Prep. Preheat oven to 350°F. Grease a 9x4-inch loaf pan and set aside. If desired, line pan with parchment paper.
Wet Ingredients. In a large bowl, mash together bananas and brown sugar. Mix in eggs and sour cream until well combined. *The batter may look curdled.
Dry Ingredients. In a smaller bowl, whisk together flour, baking soda, salt, and baking powder.
Mix Wet and Dry. Add dry ingredients to wet mixture. Mix until just combined.
Separate Batter. Portion out 250 grams of batter into a separate bowl. Add black sesame powder and molasses. Mix until well incorporated.
Layer Batter. Alternate adding layers of banana batter and black sesame batter into the prepared loaf pan. When finished, use a mini offset spatula or the back of a spoon to smooth the top of the batter into an even layer. If desired, sprinkle with white and black sesame seeds.

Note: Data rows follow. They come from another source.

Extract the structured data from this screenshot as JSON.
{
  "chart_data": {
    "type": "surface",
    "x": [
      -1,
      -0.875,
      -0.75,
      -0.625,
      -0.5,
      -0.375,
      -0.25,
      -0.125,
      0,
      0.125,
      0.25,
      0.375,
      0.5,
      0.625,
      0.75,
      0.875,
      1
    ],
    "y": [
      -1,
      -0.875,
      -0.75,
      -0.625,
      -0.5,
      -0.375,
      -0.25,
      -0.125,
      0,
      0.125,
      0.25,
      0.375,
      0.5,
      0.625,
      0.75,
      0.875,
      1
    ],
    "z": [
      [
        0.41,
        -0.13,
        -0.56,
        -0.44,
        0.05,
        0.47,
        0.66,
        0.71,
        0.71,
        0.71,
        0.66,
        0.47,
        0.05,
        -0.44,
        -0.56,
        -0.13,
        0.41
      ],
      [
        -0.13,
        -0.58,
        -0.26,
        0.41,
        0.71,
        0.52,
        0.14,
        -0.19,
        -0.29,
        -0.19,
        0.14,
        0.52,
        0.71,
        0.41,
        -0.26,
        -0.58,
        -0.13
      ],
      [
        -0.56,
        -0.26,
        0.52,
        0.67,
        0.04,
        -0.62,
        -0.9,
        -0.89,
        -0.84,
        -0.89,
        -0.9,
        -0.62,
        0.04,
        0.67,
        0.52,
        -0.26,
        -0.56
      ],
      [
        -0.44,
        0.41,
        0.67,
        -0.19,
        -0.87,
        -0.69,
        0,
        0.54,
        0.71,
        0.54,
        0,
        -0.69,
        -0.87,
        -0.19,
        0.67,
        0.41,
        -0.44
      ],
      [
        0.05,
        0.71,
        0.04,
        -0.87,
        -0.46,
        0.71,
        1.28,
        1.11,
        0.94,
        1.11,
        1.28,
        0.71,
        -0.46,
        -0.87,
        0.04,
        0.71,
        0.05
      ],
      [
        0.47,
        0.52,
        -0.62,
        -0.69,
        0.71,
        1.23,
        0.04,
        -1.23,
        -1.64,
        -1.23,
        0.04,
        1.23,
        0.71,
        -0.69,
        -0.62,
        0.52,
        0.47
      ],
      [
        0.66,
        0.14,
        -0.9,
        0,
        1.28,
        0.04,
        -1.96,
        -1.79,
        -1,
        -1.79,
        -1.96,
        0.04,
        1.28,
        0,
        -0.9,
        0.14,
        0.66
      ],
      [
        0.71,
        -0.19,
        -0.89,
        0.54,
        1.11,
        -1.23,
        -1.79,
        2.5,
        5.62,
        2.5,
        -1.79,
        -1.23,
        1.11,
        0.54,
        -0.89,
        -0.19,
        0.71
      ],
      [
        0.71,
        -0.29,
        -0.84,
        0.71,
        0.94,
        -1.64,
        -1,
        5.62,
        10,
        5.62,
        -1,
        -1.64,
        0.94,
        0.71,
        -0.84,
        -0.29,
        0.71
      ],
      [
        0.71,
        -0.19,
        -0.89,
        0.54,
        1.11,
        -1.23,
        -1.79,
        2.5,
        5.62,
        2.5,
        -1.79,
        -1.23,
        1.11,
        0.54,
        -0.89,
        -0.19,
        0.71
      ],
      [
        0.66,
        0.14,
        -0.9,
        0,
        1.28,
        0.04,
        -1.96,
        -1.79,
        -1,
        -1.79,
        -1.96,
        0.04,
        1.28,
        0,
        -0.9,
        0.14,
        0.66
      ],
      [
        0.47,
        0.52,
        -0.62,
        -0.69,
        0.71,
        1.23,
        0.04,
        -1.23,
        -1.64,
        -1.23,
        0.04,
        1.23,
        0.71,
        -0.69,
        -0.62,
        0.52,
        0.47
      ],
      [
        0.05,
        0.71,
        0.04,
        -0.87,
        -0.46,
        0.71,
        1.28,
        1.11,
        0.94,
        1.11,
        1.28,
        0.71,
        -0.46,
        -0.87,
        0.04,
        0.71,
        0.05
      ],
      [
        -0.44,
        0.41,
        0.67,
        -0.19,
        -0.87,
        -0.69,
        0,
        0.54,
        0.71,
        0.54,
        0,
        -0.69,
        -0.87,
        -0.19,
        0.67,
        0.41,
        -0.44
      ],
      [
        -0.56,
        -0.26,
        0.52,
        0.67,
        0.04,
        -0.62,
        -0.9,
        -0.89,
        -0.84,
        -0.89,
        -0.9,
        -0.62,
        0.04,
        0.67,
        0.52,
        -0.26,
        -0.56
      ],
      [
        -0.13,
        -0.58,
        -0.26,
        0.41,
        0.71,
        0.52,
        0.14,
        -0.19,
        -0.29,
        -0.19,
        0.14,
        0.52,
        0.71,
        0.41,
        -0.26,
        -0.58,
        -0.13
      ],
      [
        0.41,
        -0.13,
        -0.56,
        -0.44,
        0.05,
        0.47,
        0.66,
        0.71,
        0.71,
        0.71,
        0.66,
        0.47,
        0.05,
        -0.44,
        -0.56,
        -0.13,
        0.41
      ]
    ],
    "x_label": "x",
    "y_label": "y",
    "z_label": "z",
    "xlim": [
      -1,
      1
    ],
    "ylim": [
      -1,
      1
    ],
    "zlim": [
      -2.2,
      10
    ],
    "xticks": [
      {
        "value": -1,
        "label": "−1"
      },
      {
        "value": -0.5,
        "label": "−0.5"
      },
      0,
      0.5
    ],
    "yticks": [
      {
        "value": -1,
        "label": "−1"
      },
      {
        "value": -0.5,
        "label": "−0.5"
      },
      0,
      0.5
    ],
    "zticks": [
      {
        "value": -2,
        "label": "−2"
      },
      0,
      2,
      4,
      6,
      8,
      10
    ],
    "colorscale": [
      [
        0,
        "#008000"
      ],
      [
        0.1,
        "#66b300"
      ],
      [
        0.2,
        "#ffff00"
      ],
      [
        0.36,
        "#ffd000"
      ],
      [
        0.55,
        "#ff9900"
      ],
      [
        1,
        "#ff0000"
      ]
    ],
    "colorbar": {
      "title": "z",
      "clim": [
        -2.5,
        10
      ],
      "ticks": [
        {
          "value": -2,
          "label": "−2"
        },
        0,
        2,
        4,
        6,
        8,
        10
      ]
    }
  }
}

Bake. Bake for 50–60 minutes, rotating the pan halfway through, until a toothpick inserted in the center comes out clean. If the top browns too quickly, loosely tent with foil
Cool. Let the bread cool in the pan for 10 minutes, then unmold and transfer to a wire rack. Allow the bread to cool completely to room temperature before slicing with a serrated knife.